Specialty pharmaceutical company Edison Pharmaceuticals has entered into a R&D and commercialization agreement with Dainippon Sumitomo Pharma, a Japanese pharmaceutical company, for the development of EPI-743 and EPI-589 in Japan.
DSP will gain development and commercialization rights in Japan in exchange for Edison receiving $35 million in upfront and $15 million in R&D support. In addition, Edison will be eligible to receive $10-$35 million in development milestones per indication and up to $460 million in commercial milestone payments as well as royalties on commercial sales.
The initial scope of the transaction includes both pediatric orphan inherited mitochondrial and adult central nervous system diseases. DSP will undertake activities required for development, approval and commercialization of EPI-743 in Japan. The work will initially focus on orphan pediatric mitochondrial disease. Edison will retain 100% ownership and direct all research, clinical, and commercial development of EPI-743 and EPI-589 outside of Japan.

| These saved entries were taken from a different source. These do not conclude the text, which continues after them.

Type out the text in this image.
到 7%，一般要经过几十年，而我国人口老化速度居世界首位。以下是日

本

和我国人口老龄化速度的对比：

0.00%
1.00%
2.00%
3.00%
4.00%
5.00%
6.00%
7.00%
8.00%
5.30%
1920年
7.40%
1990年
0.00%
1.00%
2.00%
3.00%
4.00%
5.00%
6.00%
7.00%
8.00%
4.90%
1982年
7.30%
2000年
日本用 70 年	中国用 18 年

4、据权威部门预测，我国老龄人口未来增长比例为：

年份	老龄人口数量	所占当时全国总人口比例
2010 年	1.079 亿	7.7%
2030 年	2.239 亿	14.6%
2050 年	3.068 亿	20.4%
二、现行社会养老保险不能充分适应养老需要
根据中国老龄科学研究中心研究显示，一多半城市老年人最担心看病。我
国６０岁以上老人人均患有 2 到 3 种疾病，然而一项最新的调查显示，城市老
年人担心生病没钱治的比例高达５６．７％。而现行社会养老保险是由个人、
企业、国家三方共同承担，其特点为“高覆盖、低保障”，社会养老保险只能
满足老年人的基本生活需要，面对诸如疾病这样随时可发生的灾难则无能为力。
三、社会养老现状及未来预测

In addition, the parties will collaborate on the R&D of EPI-589 with a focus on adult central nervous system disease. This collaboration is based upon the emerging body of data implicating redox and mitochondrial dysfunction as a root cause of neurologic disorders.

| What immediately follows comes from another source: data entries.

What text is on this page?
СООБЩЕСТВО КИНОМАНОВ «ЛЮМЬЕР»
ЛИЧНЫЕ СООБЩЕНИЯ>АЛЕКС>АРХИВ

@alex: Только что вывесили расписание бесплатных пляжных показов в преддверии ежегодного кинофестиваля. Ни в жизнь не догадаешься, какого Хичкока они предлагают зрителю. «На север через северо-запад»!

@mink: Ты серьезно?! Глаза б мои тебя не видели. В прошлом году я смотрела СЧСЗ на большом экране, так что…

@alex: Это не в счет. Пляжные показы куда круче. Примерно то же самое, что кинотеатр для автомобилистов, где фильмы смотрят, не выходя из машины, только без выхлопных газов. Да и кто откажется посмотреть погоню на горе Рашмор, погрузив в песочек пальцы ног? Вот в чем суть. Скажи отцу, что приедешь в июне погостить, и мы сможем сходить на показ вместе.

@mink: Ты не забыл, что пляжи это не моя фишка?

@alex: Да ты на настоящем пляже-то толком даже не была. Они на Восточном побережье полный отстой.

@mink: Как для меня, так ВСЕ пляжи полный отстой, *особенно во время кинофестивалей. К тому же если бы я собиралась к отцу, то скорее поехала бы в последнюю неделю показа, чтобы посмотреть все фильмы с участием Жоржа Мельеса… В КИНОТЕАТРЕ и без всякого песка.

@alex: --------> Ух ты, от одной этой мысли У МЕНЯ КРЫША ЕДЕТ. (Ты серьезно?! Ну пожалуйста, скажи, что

Edison's translational platform is based on redox biochemistry. It bridges key learnings derived from genetically confirmed pediatric rare mitochondrial disease to adult central nervous system disorders where redox and mitochondrial dysfunction are likely to also play a critical role. The Edison redox platform consists of proprietary laboratory and clinical tools that enable the discovery, optimization and clinical validation of redox-directed drugs. Specifically, through employing both laboratory and clinically derived redox signatures of disease and drug action, Edison is able to develop drugs at a fraction of the time and cost of current drug development processes, thereby reducing risk and cost and increasing the likelihood of success.

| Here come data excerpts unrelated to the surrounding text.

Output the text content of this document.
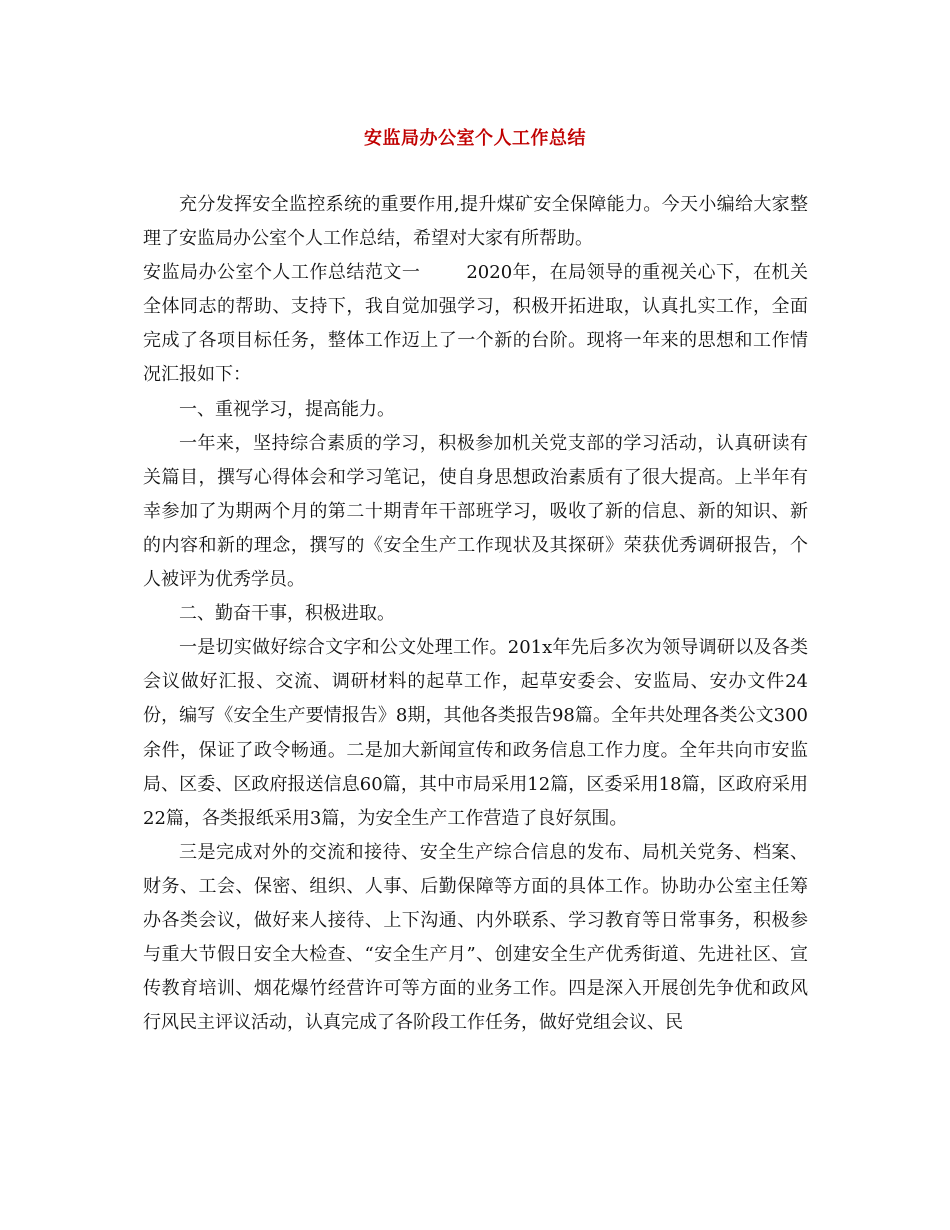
安监局办公室个人工作总结

充分发挥安全监控系统的重要作用,提升煤矿安全保障能力。今天小编给大家整理了安监局办公室个人工作总结，希望对大家有所帮助。

安监局办公室个人工作总结范文一	2020年，在局领导的重视关心下，在机关全体同志的帮助、支持下，我自觉加强学习，积极开拓进取，认真扎实工作，全面完成了各项目标任务，整体工作迈上了一个新的台阶。现将一年来的思想和工作情况汇报如下：

一、重视学习，提高能力。

一年来，坚持综合素质的学习，积极参加机关党支部的学习活动，认真研读有关篇目，撰写心得体会和学习笔记，使自身思想政治素质有了很大提高。上半年有幸参加了为期两个月的第二十期青年干部班学习，吸收了新的信息、新的知识、新的内容和新的理念，撰写的《安全生产工作现状及其探研》荣获优秀调研报告，个人被评为优秀学员。

二、勤奋干事，积极进取。

一是切实做好综合文字和公文处理工作。201x年先后多次为领导调研以及各类会议做好汇报、交流、调研材料的起草工作，起草安委会、安监局、安办文件24份，编写《安全生产要情报告》8期，其他各类报告98篇。全年共处理各类公文300余件，保证了政令畅通。二是加大新闻宣传和政务信息工作力度。全年共向市安监局、区委、区政府报送信息60篇，其中市局采用12篇，区委采用18篇，区政府采用22篇，各类报纸采用3篇，为安全生产工作营造了良好氛围。

三是完成对外的交流和接待、安全生产综合信息的发布、局机关党务、档案、财务、工会、保密、组织、人事、后勤保障等方面的具体工作。协助办公室主任筹办各类会议，做好来人接待、上下沟通、内外联系、学习教育等日常事务，积极参与重大节假日安全大检查、“安全生产月”、创建安全生产优秀街道、先进社区、宣传教育培训、烟花爆竹经营许可等方面的业务工作。四是深入开展创先争优和政风行风民主评议活动，认真完成了各阶段工作任务，做好党组会议、民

Edison will use proceeds derived from the partnership to advance the late stage development and commercialization of EPI-743 for Leigh syndrome and Friedreich's ataxia, as well as to advance EPI-743 in other exploratory phase II trials for rare pediatric diseases with shared mitochondrial mechanisms.
"Our partnership with Dainippon Sumitomo Pharma will allow Edison to accelerate the development and approval of the first drug for inherited respiratory chain diseases of the mitochondria," said Guy Miller, MD, PhD, chairman and CEO of Edison. "Our shared vision of the role of redox control and the mitochondria in human disease will help us extend our learnings derived from rare pediatric diseases to poorly treated acute and chronic adult CNS diseases."